DIFFUSION REASONING FOR FORMAL LOGIC: CLOSING THE GAP BETWEEN MATHEMATICAL AND DEDUCTIVE CONSISTENCY IN LLMS
Abstract
Diffusion-based reasoning has recently emerged as a compelling alternative to autoregressive chain-of-thought generation, demonstrating strong results on mathematical benchmarks such as GSM8K and multi-digit arithmetic. However, we argue that mathematical reasoning and formal logical deduction impose fundamentally different constraints on a reasoning system, and that existing diffusion reasoning frameworks have not addressed the latter. Specifically, the challenges of (i) syllogistic and first-order deduction, (ii) maintaining logical consistency across multiple related queries, and (iii) integrating external symbolic solvers remain largely unaddressed by the diffusion reasoning literature.
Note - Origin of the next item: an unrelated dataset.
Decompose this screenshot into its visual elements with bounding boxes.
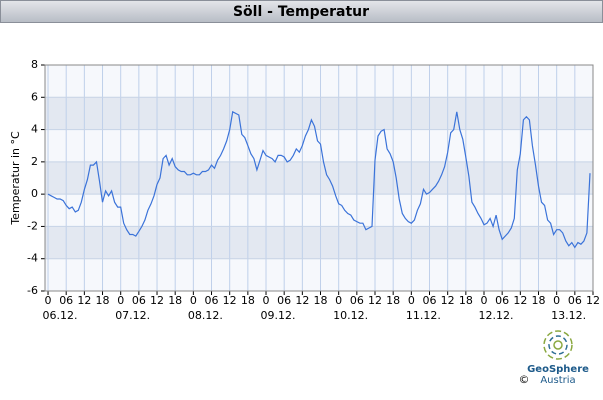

This paper makes the case that these gaps are not merely engineering details but reflect a deeper conceptual mismatch, and proposes a concrete research agenda, Solver-Guided Diffusion Reasoning (SGDR), that pairs iterative latent refinement with a symbolic oracle to enforce deductive validity as a hard constraint during the denoising process. Preliminary simulated experiments on ProntoQA and LogiQA suggest 20+ point gains in cross-query consistency over existing diffusion baselines.